With ISC, there are several ways to accomplish your objective. As you mentioned, you can write a custom before provisioning rule to change the operation to delete but it does require code review from SailPoint.
If you want to use a before provisioning rule, another option is to use the Services Standard Before Provisioning Rule. Once you install this rule into the tenant, you can add to your AD configuration to change the enable operation from the lifecycle state into a delete. In addition, there are a lot of other things that you can do with the Services Standard rule such as scrambling passwords and removing entitlements. The Services Standard rule does not require rule review from SailPoint. You can find the readme and the rule in the supporting documents section of the Mock Project.
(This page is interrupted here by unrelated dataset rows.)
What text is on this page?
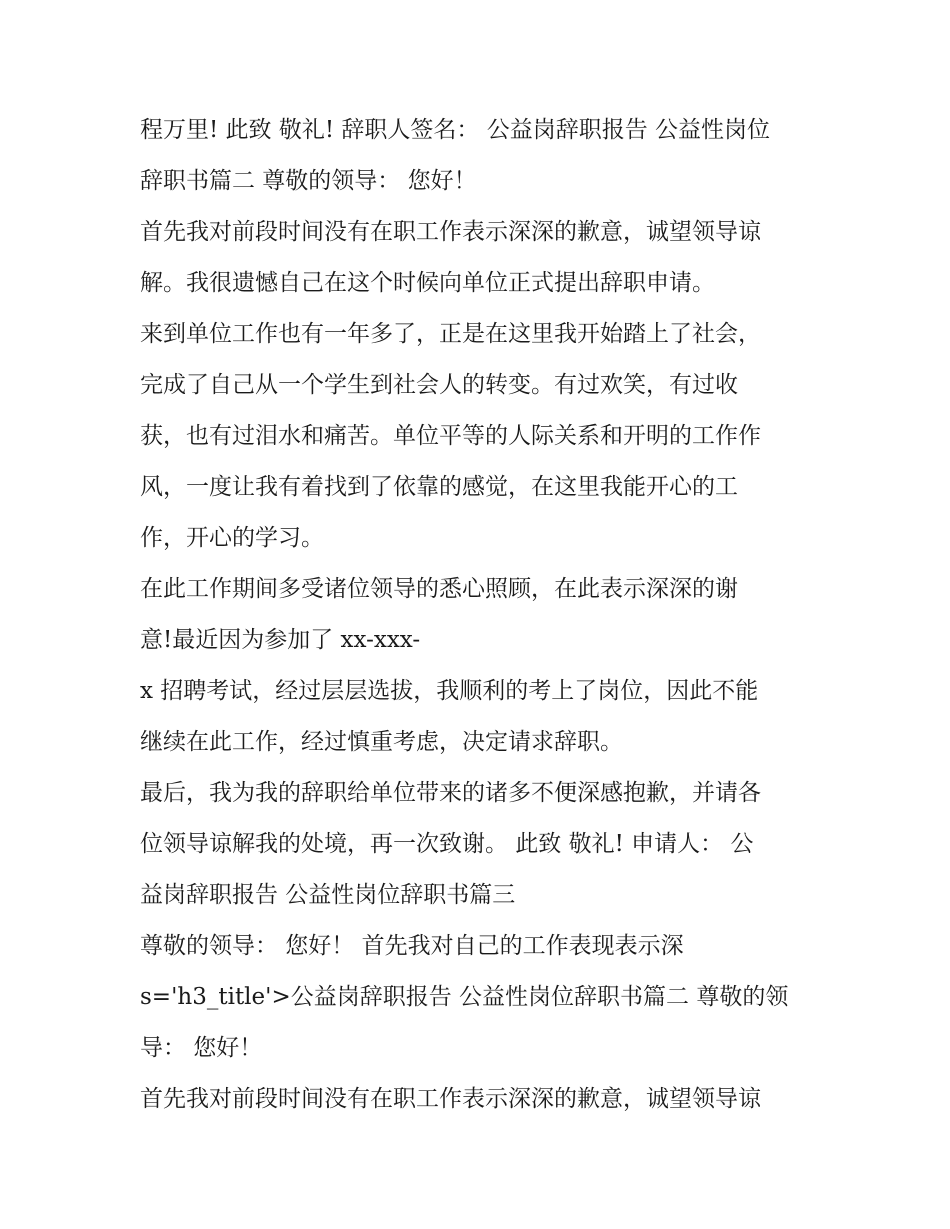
程万里! 此致 敬礼! 辞职人签名： 公益岗辞职报告 公益性岗位
辞职书篇二 尊敬的领导： 您好！
首先我对前段时间没有在职工作表示深深的歉意，诚望领导谅
解。我很遗憾自己在这个时候向单位正式提出辞职申请。
来到单位工作也有一年多了，正是在这里我开始踏上了社会，
完成了自己从一个学生到社会人的转变。有过欢笑，有过收
获，也有过泪水和痛苦。单位平等的人际关系和开明的工作作
风，一度让我有着找到了依靠的感觉，在这里我能开心的工
作，开心的学习。
在此工作期间多受诸位领导的悉心照顾，在此表示深深的谢
意!最近因为参加了 xx-xxx-
x 招聘考试，经过层层选拔，我顺利的考上了岗位，因此不能
继续在此工作，经过慎重考虑，决定请求辞职。
最后，我为我的辞职给单位带来的诸多不便深感抱歉，并请各
位领导谅解我的处境，再一次致谢。 此致 敬礼! 申请人： 公
益岗辞职报告 公益性岗位辞职书篇三
尊敬的领导： 您好！ 首先我对自己的工作表现表示深
s='h3_title'>公益岗辞职报告 公益性岗位辞职书篇二 尊敬的领
导： 您好！
首先我对前段时间没有在职工作表示深深的歉意，诚望领导谅
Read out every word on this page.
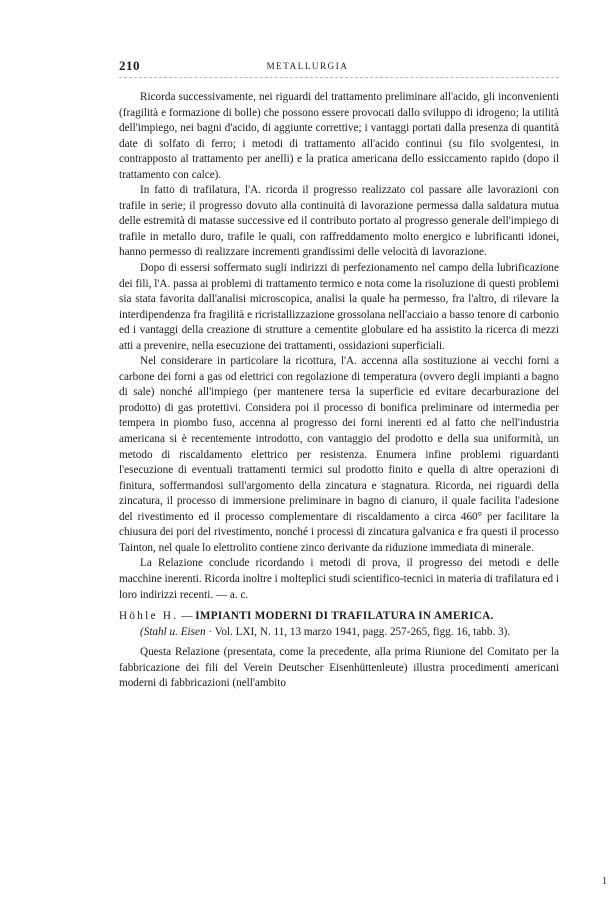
210	METALLURGIA

Ricorda successivamente, nei riguardi del trattamento preliminare all'acido, gli inconvenienti (fragilità e formazione di bolle) che possono essere provocati dallo sviluppo di idrogeno; la utilità dell'impiego, nei bagni d'acido, di aggiunte correttive; i vantaggi portati dalla presenza di quantità date di solfato di ferro; i metodi di trattamento all'acido continui (su filo svolgentesi, in contrapposto al trattamento per anelli) e la pratica americana dello essiccamento rapido (dopo il trattamento con calce).

In fatto di trafilatura, l'A. ricorda il progresso realizzato col passare alle lavorazioni con trafile in serie; il progresso dovuto alla continuità di lavorazione permessa dalla saldatura mutua delle estremità di matasse successive ed il contributo portato al progresso generale dell'impiego di trafile in metallo duro, trafile le quali, con raffreddamento molto energico e lubrificanti idonei, hanno permesso di realizzare incrementi grandissimi delle velocità di lavorazione.

Dopo di essersi soffermato sugli indirizzi di perfezionamento nel campo della lubrificazione dei fili, l'A. passa ai problemi di trattamento termico e nota come la risoluzione di questi problemi sia stata favorita dall'analisi microscopica, analisi la quale ha permesso, fra l'altro, di rilevare la interdipendenza fra fragilità e ricristallizzazione grossolana nell'acciaio a basso tenore di carbonio ed i vantaggi della creazione di strutture a cementite globulare ed ha assistito la ricerca di mezzi atti a prevenire, nella esecuzione dei trattamenti, ossidazioni superficiali.

Nel considerare in particolare la ricottura, l'A. accenna alla sostituzione ai vecchi forni a carbone dei forni a gas od elettrici con regolazione di temperatura (ovvero degli impianti a bagno di sale) nonché all'impiego (per mantenere tersa la superficie ed evitare decarburazione del prodotto) di gas protettivi. Considera poi il processo di bonifica preliminare od intermedia per tempera in piombo fuso, accenna al progresso dei forni inerenti ed al fatto che nell'industria americana si è recentemente introdotto, con vantaggio del prodotto e della sua uniformità, un metodo di riscaldamento elettrico per resistenza. Enumera infine problemi riguardanti l'esecuzione di eventuali trattamenti termici sul prodotto finito e quella di altre operazioni di finitura, soffermandosi sull'argomento della zincatura e stagnatura. Ricorda, nei riguardi della zincatura, il processo di immersione preliminare in bagno di cianuro, il quale facilita l'adesione del rivestimento ed il processo complementare di riscaldamento a circa 460° per facilitare la chiusura dei pori del rivestimento, nonché i processi di zincatura galvanica e fra questi il processo Tainton, nel quale lo elettrolito contiene zinco derivante da riduzione immediata di minerale.

La Relazione conclude ricordando i metodi di prova, il progresso dei metodi e delle macchine inerenti. Ricorda inoltre i molteplici studi scientifico-tecnici in materia di trafilatura ed i loro indirizzi recenti. — a. c.

Höhle H. — IMPIANTI MODERNI DI TRAFILATURA IN AMERICA.
(Stahl u. Eisen · Vol. LXI, N. 11, 13 marzo 1941, pagg. 257-265, figg. 16, tabb. 3).

Questa Relazione (presentata, come la precedente, alla prima Riunione del Comitato per la fabbricazione dei fili del Verein Deutscher Eisenhüttenleute) illustra procedimenti americani moderni di fabbricazioni (nell'ambito

1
Now for the next option that you linked from the forum, the poster shared a PowerShell script that would delete accounts. The way he accomplished this was all disabled accounts are put into a particular disabled OU. His script runs as a scheduled task (from Windows Server) and looks for accounts that have not been modified in a certain time period and deletes them. This process does not interact with ISC.
If you wanted to use an After Modify rule as you suggested, you would have to have some value that would update at 90 days. For example, you could have an identity attribute that is account state where you use a transform to calculate whether the account should be active, disabled, or deleted. You can use attribute sync to push this to an attribute in Active Directory. Then your After Modify rule can detect that the attribute being modified is getting set to “Deleted” and delete the account.